Scott on Russell: 'You don't let a guy go out there and just almost embarrass himself'
Byron Scott has taken lots of heat this year for the way he's handled his young players, specifically D'Angelo Russell.
The Lakers coach has jerked the rookie and former No. 2-overall pick around between different lineups, sat him on and off during crunch-time scenarios and spewed some questionable quotes about him after games. During Friday night's loss to the Clippers, the broadcast of L.A.'s less popular team got in a couple of comments about Scott's coaching style.
Here's what the group had to say, transcription via the O.C. Register:
“I really wish Byron Scott would just give D’Angelo Russell the keys and say, ‘Go for it, man,’” said MacLean, who also works as a private player development coach and worked with Russell before June’s draft.
Lawler agreed with MacLean, saying, “I cannot understand any reason not to. … What’s going to happen, you lose?”
“That’s what they want!” said Smith, alluding to the Lakers enhanced odds of keeping a lottery pick if they finish with one of the league’s worst records.
Scott, apparently, did not appreciate those comments, and fought back against them Monday, getting a not-so-subtle jab in on Maclean in the process.
Scott responds to criticism from Don MacLean and others who have questioned his handling of rookie D'Angelo Russell pic.twitter.com/NkceFEk37i— Bill Oram (@billoram) February 1, 2016
Maclean was a college standout at UCLA in the late 1980s into the early '90s, overlapping with the time Scott spent as a player on the Lakers.
Scott has sat Russell for the fourth quarter during seven of the 48 games he's played this season, though some of the numbers actually conflict with the narrative, like the fact that Russell, whether because of or against Scott's wishes, is actually shooting far more often in the fourth quarter than he is during any other period.

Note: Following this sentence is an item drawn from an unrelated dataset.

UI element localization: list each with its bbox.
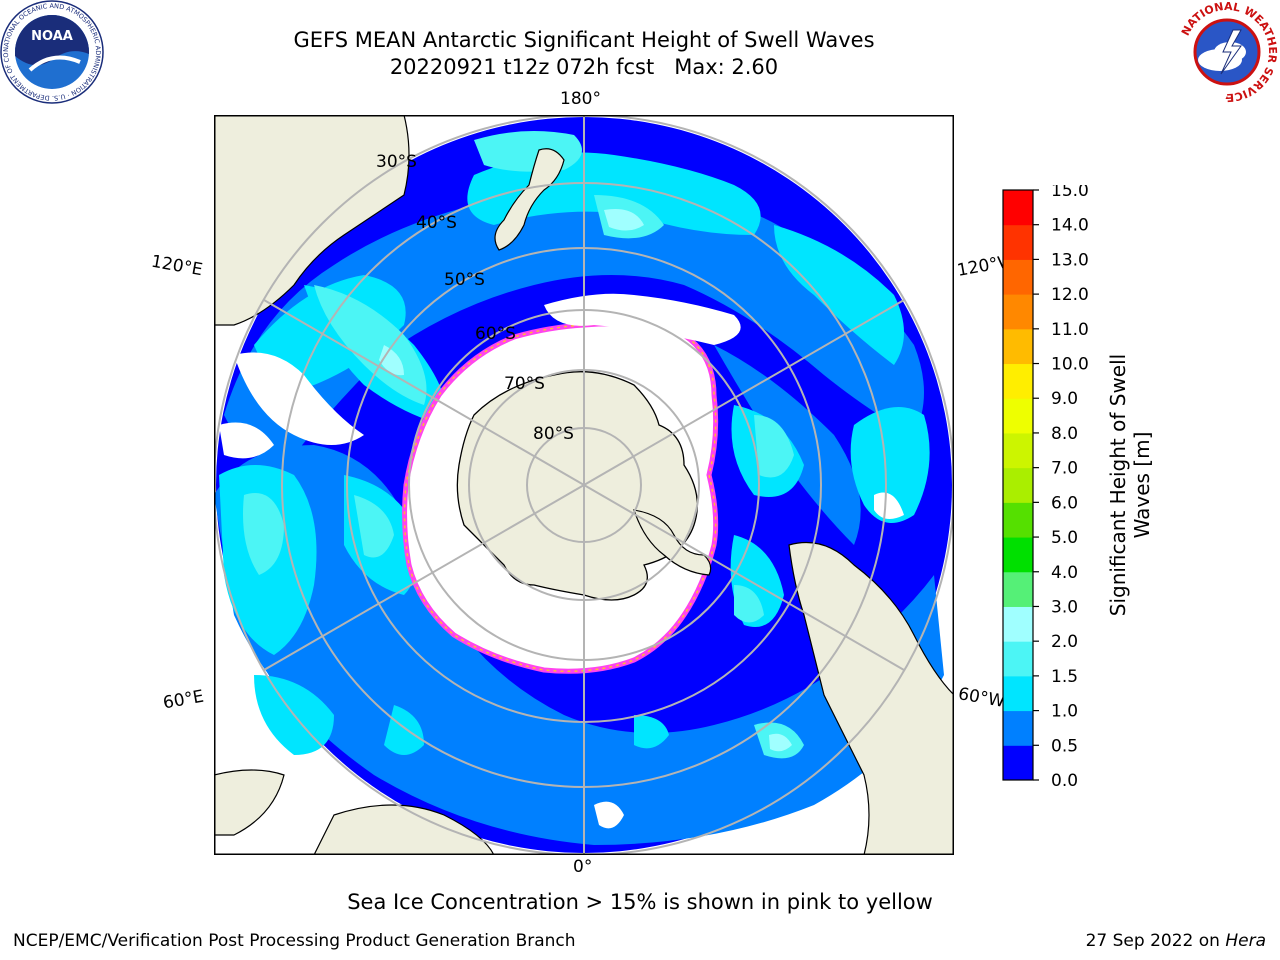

After starting him for the first month-and-a-half of the season, Scott moved Russell to the bench, where he's been ever since, in mid-December. Though many saw the change as another way the Lakers coach was stifling the prospect he was supposed to be developing, one could also easily argue he was using it as a way to keep Russell away from Kobe Bryant's ball-dominant habits inside the first unit.